Des avocats, surtout de la défense, ont parlé de «bombe» après avoir lu vendredi les décisions de la Cour suprême ordonnant l'arrêt des procédures de Barrett Richard Jordan, un homme de Colombie-Britannique accusé de trafic de stupéfiants, et de Kenneth Gavin Williamson, un Ontarien accusé de crimes sexuels sur un mineur.

Dans les deux cas, les délais judiciaires, jusqu'à 49 mois, ont été trop longs et injustifiés aux yeux du plus haut tribunal du pays. «Le système de justice a manqué de discipline. Il a échoué», écrit la Cour suprême.

Dans une décision extrêmement partagée, 5 juges sur 9 ont décidé de réécrire le cadre d'analyse qui sert à décider si un procès a été retardé indûment et d'imposer des plafonds de 18 mois de procédures pour les cours provinciales et de 30 mois pour les cours supérieures.

Les juges majoritaires n'y ont pas été de main morte, dénonçant au passage une «culture de complaisance» à l'égard des délais judiciaires, culture qui a contaminé les tribunaux de tout le pays. 

Après 45 ans de pratique, le juge en chef associé à la Cour supérieure Robert Pidgeon préfère parler d'électrochoc que de bombe ou de cataclysme. Il n'anticipe pas une marée d'arrêt des procédures en raison des nouvelles règles. 

«On va établir des normes, des critères, on va avancer tranquillement, dit-il.

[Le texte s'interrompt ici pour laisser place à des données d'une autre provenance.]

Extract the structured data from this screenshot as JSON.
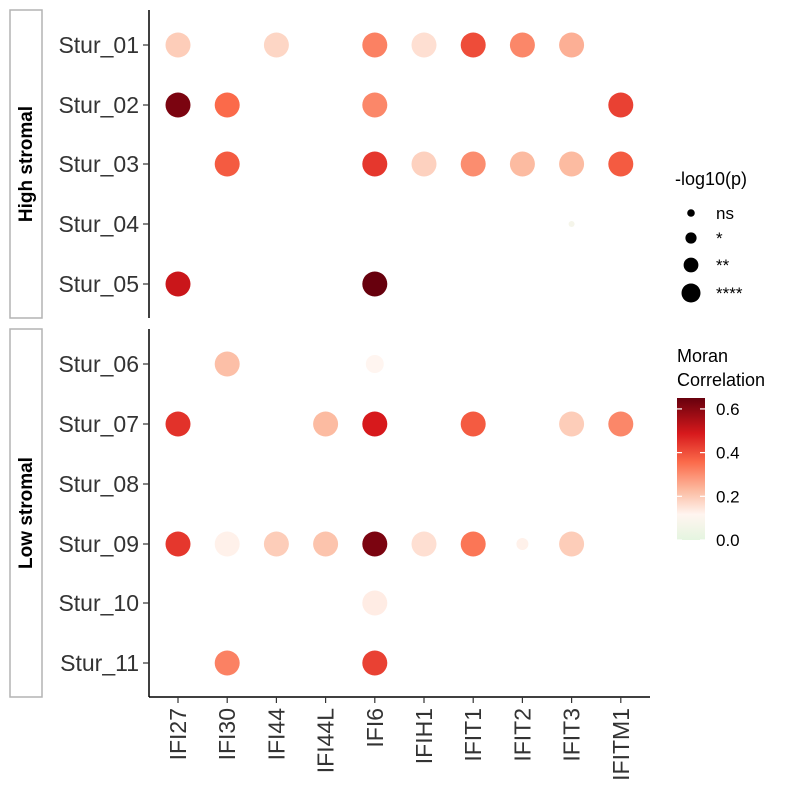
{
  "chart_data": {
    "type": "scatter",
    "x_categories": [
      "IFI27",
      "IFI30",
      "IFI44",
      "IFI44L",
      "IFI6",
      "IFIH1",
      "IFIT1",
      "IFIT2",
      "IFIT3",
      "IFITM1"
    ],
    "panels": [
      {
        "label": "High stromal",
        "rows": [
          "Stur_01",
          "Stur_02",
          "Stur_03",
          "Stur_04",
          "Stur_05"
        ],
        "points": [
          {
            "row": "Stur_01",
            "gene": "IFI27",
            "corr": 0.14,
            "sig": "****"
          },
          {
            "row": "Stur_01",
            "gene": "IFI44",
            "corr": 0.12,
            "sig": "****"
          },
          {
            "row": "Stur_01",
            "gene": "IFI6",
            "corr": 0.28,
            "sig": "****"
          },
          {
            "row": "Stur_01",
            "gene": "IFIH1",
            "corr": 0.1,
            "sig": "****"
          },
          {
            "row": "Stur_01",
            "gene": "IFIT1",
            "corr": 0.38,
            "sig": "****"
          },
          {
            "row": "Stur_01",
            "gene": "IFIT2",
            "corr": 0.27,
            "sig": "****"
          },
          {
            "row": "Stur_01",
            "gene": "IFIT3",
            "corr": 0.2,
            "sig": "****"
          },
          {
            "row": "Stur_02",
            "gene": "IFI27",
            "corr": 0.62,
            "sig": "****"
          },
          {
            "row": "Stur_02",
            "gene": "IFI30",
            "corr": 0.32,
            "sig": "****"
          },
          {
            "row": "Stur_02",
            "gene": "IFI6",
            "corr": 0.27,
            "sig": "****"
          },
          {
            "row": "Stur_02",
            "gene": "IFITM1",
            "corr": 0.4,
            "sig": "****"
          },
          {
            "row": "Stur_03",
            "gene": "IFI30",
            "corr": 0.35,
            "sig": "****"
          },
          {
            "row": "Stur_03",
            "gene": "IFI6",
            "corr": 0.42,
            "sig": "****"
          },
          {
            "row": "Stur_03",
            "gene": "IFIH1",
            "corr": 0.13,
            "sig": "****"
          },
          {
            "row": "Stur_03",
            "gene": "IFIT1",
            "corr": 0.26,
            "sig": "****"
          },
          {
            "row": "Stur_03",
            "gene": "IFIT2",
            "corr": 0.18,
            "sig": "****"
          },
          {
            "row": "Stur_03",
            "gene": "IFIT3",
            "corr": 0.18,
            "sig": "****"
          },
          {
            "row": "Stur_03",
            "gene": "IFITM1",
            "corr": 0.35,
            "sig": "****"
          },
          {
            "row": "Stur_04",
            "gene": "IFIT3",
            "corr": 0.03,
            "sig": "ns"
          },
          {
            "row": "Stur_05",
            "gene": "IFI27",
            "corr": 0.5,
            "sig": "****"
          },
          {
            "row": "Stur_05",
            "gene": "IFI6",
            "corr": 0.65,
            "sig": "****"
          }
        ]
      },
      {
        "label": "Low stromal",
        "rows": [
          "Stur_06",
          "Stur_07",
          "Stur_08",
          "Stur_09",
          "Stur_10",
          "Stur_11"
        ],
        "points": [
          {
            "row": "Stur_06",
            "gene": "IFI30",
            "corr": 0.17,
            "sig": "****"
          },
          {
            "row": "Stur_06",
            "gene": "IFI6",
            "corr": 0.05,
            "sig": "**"
          },
          {
            "row": "Stur_07",
            "gene": "IFI27",
            "corr": 0.43,
            "sig": "****"
          },
          {
            "row": "Stur_07",
            "gene": "IFI44L",
            "corr": 0.18,
            "sig": "****"
          },
          {
            "row": "Stur_07",
            "gene": "IFI6",
            "corr": 0.48,
            "sig": "****"
          },
          {
            "row": "Stur_07",
            "gene": "IFIT1",
            "corr": 0.35,
            "sig": "****"
          },
          {
            "row": "Stur_07",
            "gene": "IFIT3",
            "corr": 0.14,
            "sig": "****"
          },
          {
            "row": "Stur_07",
            "gene": "IFITM1",
            "corr": 0.27,
            "sig": "****"
          },
          {
            "row": "Stur_09",
            "gene": "IFI27",
            "corr": 0.42,
            "sig": "****"
          },
          {
            "row": "Stur_09",
            "gene": "IFI30",
            "corr": 0.06,
            "sig": "****"
          },
          {
            "row": "Stur_09",
            "gene": "IFI44",
            "corr": 0.14,
            "sig": "****"
          },
          {
            "row": "Stur_09",
            "gene": "IFI44L",
            "corr": 0.16,
            "sig": "****"
          },
          {
            "row": "Stur_09",
            "gene": "IFI6",
            "corr": 0.62,
            "sig": "****"
          },
          {
            "row": "Stur_09",
            "gene": "IFIH1",
            "corr": 0.1,
            "sig": "****"
          },
          {
            "row": "Stur_09",
            "gene": "IFIT1",
            "corr": 0.3,
            "sig": "****"
          },
          {
            "row": "Stur_09",
            "gene": "IFIT2",
            "corr": 0.06,
            "sig": "*"
          },
          {
            "row": "Stur_09",
            "gene": "IFIT3",
            "corr": 0.14,
            "sig": "****"
          },
          {
            "row": "Stur_10",
            "gene": "IFI6",
            "corr": 0.07,
            "sig": "****"
          },
          {
            "row": "Stur_11",
            "gene": "IFI30",
            "corr": 0.28,
            "sig": "****"
          },
          {
            "row": "Stur_11",
            "gene": "IFI6",
            "corr": 0.4,
            "sig": "****"
          }
        ]
      }
    ],
    "size_legend": {
      "title": "-log10(p)",
      "levels": [
        "ns",
        "*",
        "**",
        "****"
      ]
    },
    "color_legend": {
      "title_lines": [
        "Moran",
        "Correlation"
      ],
      "range": [
        0.0,
        0.65
      ],
      "ticks": [
        0.0,
        0.2,
        0.4,
        0.6
      ],
      "tick_labels": [
        "0.0",
        "0.2",
        "0.4",
        "0.6"
      ],
      "colors": {
        "low": "#e5f5e0",
        "mid_low": "#fee0d2",
        "mid": "#fc9272",
        "mid_high": "#ef3b2c",
        "high": "#67000d"
      }
    },
    "grid": false,
    "legend_position": "right"
  }
}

Je pense qu'on va réussir à passer au travers.»

Le juge Pidgeon, à l'instar de ses collègues de la Cour suprême, souligne que les délais judiciaires sont loin d'être banals car ils minent la confiance du public, essentielle au fonctionnement du système de justice. Le public peut perdre confiance quand il voit des procédures s'étirer sur des années, avec tous les ravages que cela cause aux victimes, mais aussi lorsque des accusés sont libérés en raison des délais déraisonnables.

La Cour suprême dénonce certaines «pratiques inefficaces». Le juge Pidgeon espère lui aussi que les avocats se concentrent sur les éléments centraux des accusations et des moyens de défense plutôt que de se perdre en preuve inutile.

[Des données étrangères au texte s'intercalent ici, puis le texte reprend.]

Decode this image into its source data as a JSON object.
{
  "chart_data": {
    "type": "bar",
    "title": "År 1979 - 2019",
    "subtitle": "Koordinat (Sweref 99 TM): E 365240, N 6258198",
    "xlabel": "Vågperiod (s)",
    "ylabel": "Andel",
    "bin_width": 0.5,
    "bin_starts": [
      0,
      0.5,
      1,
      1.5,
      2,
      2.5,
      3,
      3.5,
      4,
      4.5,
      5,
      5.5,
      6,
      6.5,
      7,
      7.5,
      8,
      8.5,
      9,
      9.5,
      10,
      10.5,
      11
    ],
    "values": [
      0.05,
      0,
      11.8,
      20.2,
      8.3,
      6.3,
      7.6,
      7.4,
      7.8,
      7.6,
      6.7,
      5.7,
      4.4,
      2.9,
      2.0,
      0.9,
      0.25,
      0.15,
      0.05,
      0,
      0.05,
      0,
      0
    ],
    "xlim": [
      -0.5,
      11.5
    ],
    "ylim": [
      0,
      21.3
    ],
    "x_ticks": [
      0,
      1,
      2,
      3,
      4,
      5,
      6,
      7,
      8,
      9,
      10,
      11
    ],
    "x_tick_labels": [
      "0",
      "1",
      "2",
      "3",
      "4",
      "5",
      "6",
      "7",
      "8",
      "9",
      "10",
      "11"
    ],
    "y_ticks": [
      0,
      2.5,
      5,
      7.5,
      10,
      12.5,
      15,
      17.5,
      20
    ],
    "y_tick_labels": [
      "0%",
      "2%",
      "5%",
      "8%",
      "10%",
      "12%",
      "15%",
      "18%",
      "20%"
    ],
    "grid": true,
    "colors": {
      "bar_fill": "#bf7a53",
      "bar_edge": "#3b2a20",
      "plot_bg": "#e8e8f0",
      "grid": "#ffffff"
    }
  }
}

Pour aider la Couronne et la défense, le juge en chef associé plaide pour avoir des juges plus «interventionnistes», avec des pouvoirs accrus de gestion. «Comme au civil, le juge d'une cause criminelle doit pouvoir jouer un rôle prépondérant pour aller chercher des admissions, des consentements, des raccourcis pour faire en sorte que le procès soit moins long», détaille le juge Pidgeon.

Dans ses récentes décisions, la Cour suprême note que le système judiciaire manque de ressources et que les tribunaux de première instance sont surchargés.

«C'est vrai! approuve le juge Pidgeon. Il va falloir aussi que le pouvoir politique prenne des décisions là-dessus.»

Des effets «Jordan»

La Cour du Québec n'a pas souhaité faire de commentaires concernant les récentes décisions de la Cour suprême. Mais ses juges avaient visiblement profité de la pluie de la fin de semaine pour lire les quelque 200 pages.

Le juge Jean Asselin a cité la décision Jordan en refusant une demande de la défense de remettre à l'automne les représentations sur la peine d'un agresseur sexuel, le temps de faire une ultime expertise neuropsychologique. «La Cour suprême demande à toutes les parties, avocats et juges, d'être proactifs pour réduire les délais», a rappelé le juge Asselin.

Extrait de la décision R. c. Jordan, 2016 CSC 27

«Les procédures et ajournements inutiles de même que les pratiques inefficaces et la pénurie de ressources institutionnelles sont acceptés comme la norme et occasionnent des délais de plus en plus longs. Cette culture des délais "cause un tort important à la confiance du public envers le système de justice".»